Sportsmart Football Manager, Andrew McCaig

Wearing shinguards has been compulsory for about 20  years. Over this time, the shinguard has evolved with remarkable changes. Now, with the latest materials being used, shinguards are much lighter and less cumbersome. With a large selection now available, everyone should be able to get the perfect fit.

A correctly fitted shinguard should cover about 75% of the tibia. They should not be worn too close to the knee or ankle; about 4cm should be allowed at each end so as not to impede mobility or touch.

I recommend all young children up to the age of 10 be encouraged to wear a shinguard that offers ankle and achilles protection. Getting used to the extra protection at an early age lessens injury risk and teaches them to identify a safer shinguard as they become more independent with their choices.

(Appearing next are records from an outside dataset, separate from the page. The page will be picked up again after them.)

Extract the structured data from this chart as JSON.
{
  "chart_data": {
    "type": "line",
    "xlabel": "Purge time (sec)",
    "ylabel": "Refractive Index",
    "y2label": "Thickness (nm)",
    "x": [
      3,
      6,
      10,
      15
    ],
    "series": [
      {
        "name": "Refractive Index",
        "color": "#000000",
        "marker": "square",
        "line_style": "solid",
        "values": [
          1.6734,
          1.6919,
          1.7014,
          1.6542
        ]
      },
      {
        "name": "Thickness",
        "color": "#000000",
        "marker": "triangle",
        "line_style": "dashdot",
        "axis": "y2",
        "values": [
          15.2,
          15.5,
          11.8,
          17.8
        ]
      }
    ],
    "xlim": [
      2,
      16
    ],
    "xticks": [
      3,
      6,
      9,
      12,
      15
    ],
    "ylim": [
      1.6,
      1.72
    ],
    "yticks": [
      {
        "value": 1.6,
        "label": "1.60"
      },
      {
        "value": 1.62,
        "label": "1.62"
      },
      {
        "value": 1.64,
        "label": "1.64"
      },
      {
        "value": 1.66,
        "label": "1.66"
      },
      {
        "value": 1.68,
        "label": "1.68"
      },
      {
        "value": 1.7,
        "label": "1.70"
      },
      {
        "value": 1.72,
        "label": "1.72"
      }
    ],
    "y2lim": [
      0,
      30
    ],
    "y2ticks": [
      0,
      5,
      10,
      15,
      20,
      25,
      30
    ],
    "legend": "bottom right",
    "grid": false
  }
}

A shinguard that offers velcro strapping at the top and bottom also delivers more stability and lessens the chance of movement. Many shinguards now come with removable ankle protection which gives the guard a better fit over the tibia, then pulling on the ankle protection attachment. Well fitted, a shinguard should be snug around the shin and ankle, not protruding at the side of the calf like wings. This also allows any severe contact on any area of the shin to be absorbed and spread through the guard, reducing the impact on the area of contact.

Players should be aware that referees are instructed to inspect shinguards, which should be completely covered by socks/stockings. A referee can refuse a player permission to play should they feel their shinguards do not offer suitable protection.